I was recruited to judge at the latest tournament. Most soobahkdoin performed a sbd hyung. Of the few who did, they were marked lower because of it. For example, one student performed bassai at a level that I thought was great. My judging peers marked her a full point lower then what I saw.
Well that's bad news for anyone from an ITF school, isn't it? We don't do the chil sung/yuk ro hyung.
Politics is a horrible thing to have invade a tournament; every time I go to the National All-Martial Arts Tournament that the ITF sponsors, there's every reminder not to be biased toward TSD. In fact, just the opposite is common. While sitting in the stands last year, I overheard a couple talking with their daughter, who does TKD, and they said, "I hear that if your uniform doesn't say C. S. Kim, you don't win anything." To which I promptly turned around and responded that it's usually the ones not doing TSD that win, especially in forms. Maybe the cause is that most of the judges and most of the contestants are TSD, so it gets boring seeing a million different iterations of the same forms.
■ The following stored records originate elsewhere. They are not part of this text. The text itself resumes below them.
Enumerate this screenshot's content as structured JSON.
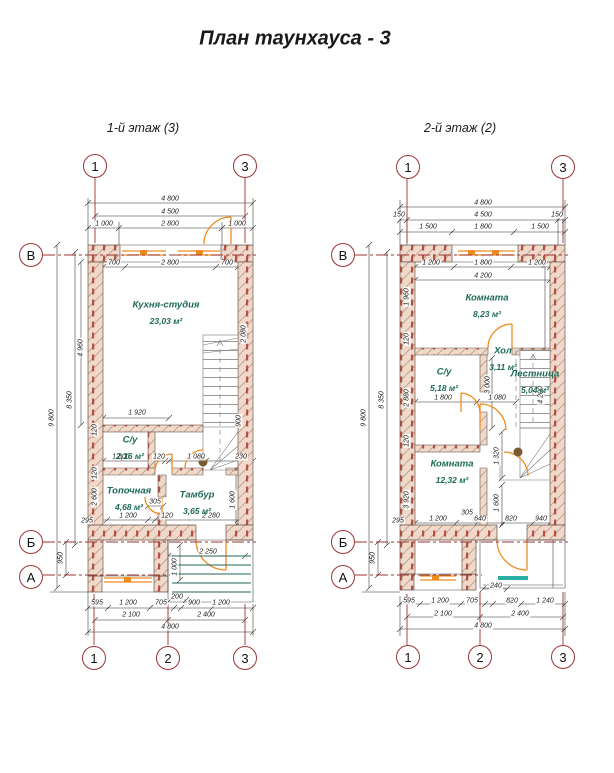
{
  "title": "План таунхауса - 3",
  "colors": {
    "axis_red": "#9b3434",
    "opening_orange": "#ef8c1f",
    "stair_teal": "#2aaea2",
    "porch_green": "#23635a",
    "room_green": "#1d6b58",
    "wall_fill": "#eed9cb",
    "wall_hatch": "#b08f7a",
    "brick_red": "#b03a2e",
    "dim_gray": "#2f2f2f"
  },
  "plans": [
    {
      "name": "1-й этаж (3)",
      "axis_bubbles": [
        {
          "label": "1",
          "x": 95,
          "y": 166
        },
        {
          "label": "3",
          "x": 245,
          "y": 166
        },
        {
          "label": "1",
          "x": 94,
          "y": 658
        },
        {
          "label": "2",
          "x": 168,
          "y": 658
        },
        {
          "label": "3",
          "x": 245,
          "y": 658
        },
        {
          "label": "В",
          "x": 31,
          "y": 255
        },
        {
          "label": "Б",
          "x": 31,
          "y": 542
        },
        {
          "label": "А",
          "x": 31,
          "y": 577
        }
      ],
      "rooms": [
        {
          "name": "Кухня-студия",
          "area": "23,03 м²",
          "x": 166,
          "y": 305
        },
        {
          "name": "С/у",
          "area": "2,16 м²",
          "x": 130,
          "y": 440
        },
        {
          "name": "Топочная",
          "area": "4,68 м²",
          "x": 129,
          "y": 491
        },
        {
          "name": "Тамбур",
          "area": "3,65 м²",
          "x": 197,
          "y": 495
        }
      ],
      "dims": [
        {
          "t": "4 800",
          "x": 170,
          "y": 199
        },
        {
          "t": "4 500",
          "x": 170,
          "y": 212
        },
        {
          "t": "1 000",
          "x": 104,
          "y": 224
        },
        {
          "t": "2 800",
          "x": 170,
          "y": 224
        },
        {
          "t": "1 000",
          "x": 237,
          "y": 224
        },
        {
          "t": "700",
          "x": 114,
          "y": 263
        },
        {
          "t": "2 800",
          "x": 170,
          "y": 263
        },
        {
          "t": "700",
          "x": 227,
          "y": 263
        },
        {
          "t": "1 920",
          "x": 137,
          "y": 413
        },
        {
          "t": "1 800",
          "x": 121,
          "y": 457
        },
        {
          "t": "120",
          "x": 159,
          "y": 457
        },
        {
          "t": "1 080",
          "x": 196,
          "y": 457
        },
        {
          "t": "230",
          "x": 241,
          "y": 457
        },
        {
          "t": "305",
          "x": 155,
          "y": 502
        },
        {
          "t": "1 200",
          "x": 128,
          "y": 516
        },
        {
          "t": "120",
          "x": 167,
          "y": 516
        },
        {
          "t": "2 280",
          "x": 211,
          "y": 516
        },
        {
          "t": "295",
          "x": 87,
          "y": 521
        },
        {
          "t": "2 250",
          "x": 208,
          "y": 552
        },
        {
          "t": "200",
          "x": 177,
          "y": 597
        },
        {
          "t": "595",
          "x": 97,
          "y": 603
        },
        {
          "t": "1 200",
          "x": 128,
          "y": 603
        },
        {
          "t": "705",
          "x": 161,
          "y": 603
        },
        {
          "t": "900",
          "x": 194,
          "y": 603
        },
        {
          "t": "1 200",
          "x": 221,
          "y": 603
        },
        {
          "t": "2 100",
          "x": 131,
          "y": 615
        },
        {
          "t": "2 400",
          "x": 206,
          "y": 615
        },
        {
          "t": "4 800",
          "x": 170,
          "y": 627
        }
      ],
      "vdims": [
        {
          "t": "9 800",
          "x": 52,
          "y": 418
        },
        {
          "t": "8 350",
          "x": 70,
          "y": 400
        },
        {
          "t": "950",
          "x": 61,
          "y": 558
        },
        {
          "t": "4 960",
          "x": 81,
          "y": 348
        },
        {
          "t": "120",
          "x": 95,
          "y": 430
        },
        {
          "t": "2 080",
          "x": 244,
          "y": 334
        },
        {
          "t": "900",
          "x": 239,
          "y": 421
        },
        {
          "t": "2 600",
          "x": 95,
          "y": 497
        },
        {
          "t": "120",
          "x": 95,
          "y": 473
        },
        {
          "t": "1 600",
          "x": 233,
          "y": 500
        },
        {
          "t": "1 000",
          "x": 175,
          "y": 567
        }
      ]
    },
    {
      "name": "2-й этаж (2)",
      "axis_bubbles": [
        {
          "label": "1",
          "x": 408,
          "y": 167
        },
        {
          "label": "3",
          "x": 563,
          "y": 167
        },
        {
          "label": "1",
          "x": 408,
          "y": 657
        },
        {
          "label": "2",
          "x": 480,
          "y": 657
        },
        {
          "label": "3",
          "x": 563,
          "y": 657
        },
        {
          "label": "В",
          "x": 343,
          "y": 255
        },
        {
          "label": "Б",
          "x": 343,
          "y": 542
        },
        {
          "label": "А",
          "x": 343,
          "y": 577
        }
      ],
      "rooms": [
        {
          "name": "Комната",
          "area": "8,23 м²",
          "x": 487,
          "y": 298
        },
        {
          "name": "С/у",
          "area": "5,18 м²",
          "x": 444,
          "y": 372
        },
        {
          "name": "Хол",
          "area": "3,11 м²",
          "x": 503,
          "y": 351
        },
        {
          "name": "Лестница",
          "area": "5,04 м²",
          "x": 535,
          "y": 374
        },
        {
          "name": "Комната",
          "area": "12,32 м²",
          "x": 452,
          "y": 464
        }
      ],
      "dims": [
        {
          "t": "4 800",
          "x": 483,
          "y": 203
        },
        {
          "t": "150",
          "x": 399,
          "y": 215
        },
        {
          "t": "4 500",
          "x": 483,
          "y": 215
        },
        {
          "t": "150",
          "x": 557,
          "y": 215
        },
        {
          "t": "1 500",
          "x": 428,
          "y": 227
        },
        {
          "t": "1 800",
          "x": 483,
          "y": 227
        },
        {
          "t": "1 500",
          "x": 540,
          "y": 227
        },
        {
          "t": "1 200",
          "x": 431,
          "y": 263
        },
        {
          "t": "1 800",
          "x": 483,
          "y": 263
        },
        {
          "t": "1 200",
          "x": 537,
          "y": 263
        },
        {
          "t": "4 200",
          "x": 483,
          "y": 276
        },
        {
          "t": "1 800",
          "x": 443,
          "y": 398
        },
        {
          "t": "1 080",
          "x": 497,
          "y": 398
        },
        {
          "t": "305",
          "x": 467,
          "y": 513
        },
        {
          "t": "1 200",
          "x": 438,
          "y": 519
        },
        {
          "t": "640",
          "x": 480,
          "y": 519
        },
        {
          "t": "820",
          "x": 511,
          "y": 519
        },
        {
          "t": "940",
          "x": 541,
          "y": 519
        },
        {
          "t": "295",
          "x": 398,
          "y": 521
        },
        {
          "t": "240",
          "x": 496,
          "y": 586
        },
        {
          "t": "595",
          "x": 409,
          "y": 601
        },
        {
          "t": "1 200",
          "x": 440,
          "y": 601
        },
        {
          "t": "705",
          "x": 472,
          "y": 601
        },
        {
          "t": "820",
          "x": 512,
          "y": 601
        },
        {
          "t": "1 240",
          "x": 545,
          "y": 601
        },
        {
          "t": "2 100",
          "x": 443,
          "y": 614
        },
        {
          "t": "2 400",
          "x": 520,
          "y": 614
        },
        {
          "t": "4 800",
          "x": 483,
          "y": 626
        }
      ],
      "vdims": [
        {
          "t": "9 800",
          "x": 364,
          "y": 418
        },
        {
          "t": "8 350",
          "x": 382,
          "y": 400
        },
        {
          "t": "950",
          "x": 373,
          "y": 558
        },
        {
          "t": "1 960",
          "x": 407,
          "y": 297
        },
        {
          "t": "120",
          "x": 407,
          "y": 339
        },
        {
          "t": "2 880",
          "x": 407,
          "y": 398
        },
        {
          "t": "120",
          "x": 407,
          "y": 441
        },
        {
          "t": "3 920",
          "x": 407,
          "y": 500
        },
        {
          "t": "3 000",
          "x": 488,
          "y": 385
        },
        {
          "t": "1 320",
          "x": 497,
          "y": 456
        },
        {
          "t": "1 600",
          "x": 497,
          "y": 503
        },
        {
          "t": "4 200",
          "x": 541,
          "y": 395
        }
      ]
    }
  ]
}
Btw, someone mentioned "basics" that are actually combinations, specifically yuk jin. For us, that's hugul yup mahki followed by a short reverse punch in hugul jaseh. These types of moves are always a bit baffling, because their names are not analyzable directly as "______+block/kick/strike". For instance, we have a move called yuk soo (kong kyuk), for which I don't know the translation, except that it's usually described in English as "defense, punch." The move consists of a one-handed middle-knife hand block in sa go rip jaseh, followed by a reverse punch, twisting into chungul jaseh. It's considered as a single unit in combinations ("yuk soo kong kyuk, choong dan soo do mahko, sang dan mahkee," et al). Those two are really the only moves like that, and as such they stand out and usually come last when doing basic drills ("marching the floor").
This might warrant another thread, but has
anyone, in TSD or SBD, ever heard of yuk soo (kong kyuk) as I've described it?
Anyway, really interesting to hear about the "de-Japanification" you suspect is going on; I can't tell if it's affecting my federation (like I said, the only forms that Hwang Kee actually created are the ones we don't do), but I can understand the sentiment.